Der Auto-Vergleich hinkt, denn wer ein "Retro Auto" fährt (Mini, Fiat 500, New Beetle, Mazda MX-5 etc...) sucht dabei garantiert nicht Young- oder Oldtimer "Feeling" bei der Bedienung, den Sitzen oder den Sicherheitselementen. Hier stinken die alten Karren von A bis Z ab. Es ist eher ein Trend, den "Charme der alten, einfachen Autos" mitzunehmen, ohne sich die vermeintlichen (technische Zuverlässigkeit, Wartungskosten, Verbrauch) und klaren (Sicherheit, Komfort) Nachteile in die Garage zu holen.
In einem Käfer-Cabrio ist eine Frau halt immer 21 Jahre alt, und wenn alle Menschen am Strand liegen würden, gäbe es weniger Kriege. Meine Frau ist inzwischen ganz knapp über 21, ich würde sie nicht mit einem 1968 Käfer Cabrio jeden Tag zur Arbeit fahren lassen. Die Bremsen sind aus heutiger Sicht eine Katastrophe, die Heizung (und damit verbunden die Belüftung der Windschutzscheibe an einem feucht-kalten Tag) ist indiskutabel, Licht gibt es gar nicht und bei einem leichten Aufpraller (der Verkehr ist inzwischen DEUTLICH dichter als vor 50 Jahren) geht kein Airbag auf, sondern die Lenksäule bohrt sich durch ihr Brustbein. So schön es ist, an einem Samstagmorgen im Juni den Käfer aus der Garage zu holen und mit aller Zeit der Welt 120 km ans Meer zu fahren, so unangenehm ist die Vorstellung, bei 3°C im Novemberregen damit 40 km ins Büro zu eiern.
Ein New-Beetle Cabrio ist da einfach besser geeignet. Und wenn man nicht zwei oder drei Autos unterhalten (oder auch nur parken) kann, ist ein New-Beetle die einzig mögliche Wahl.
Die analoge Anmutung eines Photos ist ein künstlerisches Ausdrucksmittel. Hinter der Amateurphotographie stecken keine Sachzwänge. Während mich mein Auto zur Arbeit und in den Supermarkt bringen muss, gibt es kein MUSS bei der Photographie. Man kann komplett darauf verzichten und dennoch ein normales Leben führen. Ohne Auto kann man nur in einer Grossstadt halbweg normal leben. Auf einem Dorf findet ohne Auto kein Einkauf statt - und keine gut bezahlte Arbeit.

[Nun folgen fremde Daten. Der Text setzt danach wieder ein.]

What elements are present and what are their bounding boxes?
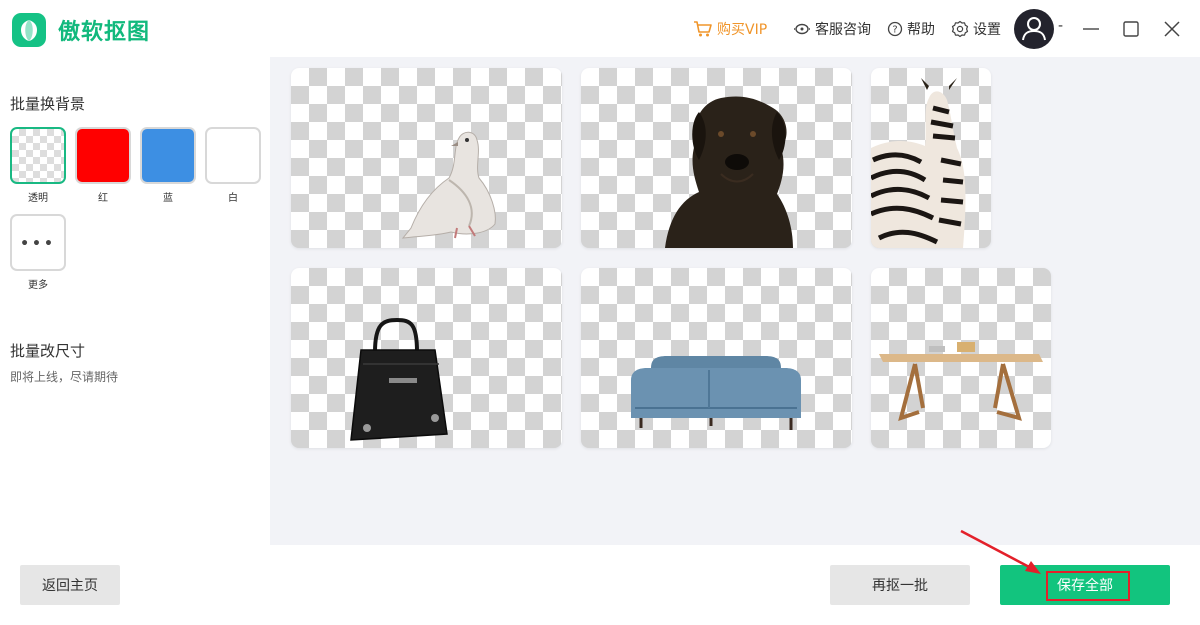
close-icon (1164, 21, 1180, 37)
title-bar: 傲软抠图 购买VIP 客服咨询 ? 帮助 设置 - (0, 0, 1200, 57)
swatch-label: 红 (98, 193, 108, 204)
headset-icon (794, 23, 810, 35)
cutout-again-button[interactable]: 再抠一批 (830, 565, 970, 605)
back-home-button[interactable]: 返回主页 (20, 565, 120, 605)
minimize-button[interactable] (1076, 14, 1106, 44)
settings-label: 设置 (973, 22, 1001, 38)
app-logo-icon (12, 13, 46, 47)
customer-service-button[interactable]: 客服咨询 (793, 18, 871, 40)
minimize-icon (1083, 28, 1099, 30)
help-button[interactable]: ? 帮助 (887, 18, 935, 40)
swatch-white[interactable] (205, 127, 261, 184)
maximize-icon (1123, 21, 1139, 37)
image-card-dog[interactable] (581, 68, 852, 248)
customer-service-label: 客服咨询 (815, 22, 871, 38)
gear-icon (951, 20, 969, 38)
swatch-transparent[interactable] (10, 127, 66, 184)
app-name: 傲软抠图 (58, 20, 151, 45)
maximize-button[interactable] (1116, 14, 1146, 44)
swatch-blue[interactable] (140, 127, 196, 184)
batch-background-title: 批量换背景 (10, 95, 86, 113)
swatch-label: 白 (228, 193, 238, 204)
buy-vip-button[interactable]: 购买VIP (693, 18, 767, 40)
image-card-sofa[interactable] (581, 268, 852, 448)
image-card-table[interactable] (871, 268, 1051, 448)
close-button[interactable] (1157, 14, 1187, 44)
batch-resize-subtitle: 即将上线，尽请期待 (10, 370, 119, 384)
more-dots-icon: ••• (20, 236, 56, 252)
swatch-label: 更多 (28, 280, 48, 291)
sidebar: 批量换背景 透明 红 蓝 白 ••• 更多 批量改尺寸 即将上线，尽请期待 (0, 57, 270, 545)
swatch-label: 透明 (28, 193, 48, 204)
user-avatar[interactable] (1014, 9, 1054, 49)
image-grid (270, 57, 1200, 545)
help-icon: ? (887, 21, 903, 37)
user-name: - (1058, 18, 1064, 34)
batch-resize-title: 批量改尺寸 (10, 342, 86, 360)
pointer-arrow-icon (960, 529, 1041, 574)
app-window: 傲软抠图 购买VIP 客服咨询 ? 帮助 设置 - 批量换背景 透明 红 蓝 白… (0, 0, 1200, 625)
svg-text:?: ? (892, 25, 897, 36)
image-card-pigeon[interactable] (291, 68, 562, 248)
swatch-red[interactable] (75, 127, 131, 184)
settings-button[interactable]: 设置 (951, 18, 1001, 40)
buy-vip-label: 购买VIP (717, 22, 768, 38)
image-card-zebra[interactable] (871, 68, 991, 248)
help-label: 帮助 (907, 22, 935, 38)
swatch-label: 蓝 (163, 193, 173, 204)
swatch-more-button[interactable]: ••• (10, 214, 66, 271)
cart-icon (694, 21, 712, 37)
image-card-handbag[interactable] (291, 268, 562, 448)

Wenn es um die Qualität der photographischen Arbeit geht, muss man zwischen Dokumentation und Interprätation unterscheiden. Ich denke nicht, dass technisch-dokumentarische oder Katalog-Photographie häufig mit Retro-Filtern überzogen wird. Hier geht es um die genauest mögliche Abbildung/Darstellung. Da ist die Digitaltechnik längst tonangebend. Ebenso nehme ich nicht an, dass man über Reportagestrecken einen "Kodak Pan"-Filter legt. Solche Verfremdungen sind stets Ausdrucksmittel und/oder sollen einen gewissen Touch (auch Wiedererkennungswert) bringen. Sie dienen aber nicht der Darstellung an sich.
Ich kann mir vorstellen, dass ein Portrait, ein Stilleben oder eine Landschaft gewinnt, wenn man es mit kleinen Dosen "Analog FX" würzt. Daraus zu schliessen, dass "die analoge Aufnahmetechnik ohnehin besser war" ist aber unsinnig. Viele Bilder hätten analog überhaupt nicht gemacht werden können (und sei es nur, weil gerade der falsche Film in der Kamera war). Sie dann mit einem Effekt zu beladen ist legitim und gibt dem Bild eine Stimmung oder Richtung, die aber eigentlich nur erkannt werden kann, wenn man mit beiden Arten der Photographie (eng) vertraut ist. Handyknipser finden Film-Simulationen einfach nur unscharf (und legen deher gern blasse Farbfilter auf, um "old picture" zu erreichen).
Damit man den New-Beetle irgendwie hübsch finden kann, muss man den Käfer kennen. Ohne Käfer ist der New Beetle einfach nur ein seltsam abgerundeter Klumpen. Und tatsächlich verkauft er sich auch nur in den USA und Deutschland (Ländern mit "Käfer Legende") einigermassen gut. In China oder Russland (sehr starke Märkte für VW) wissen die Kunden überhaupt nichts mit dem Auto anzufangen.
So wie viele Kids sich nicht zwingend mit den Einschränkungen analogen photographierens belasten wollen. Sie kennen halt von Anfang an digitale Qualität und Schärfe. Vielleicht ist der Auto-Vergleich doch nicht soooo unpassend.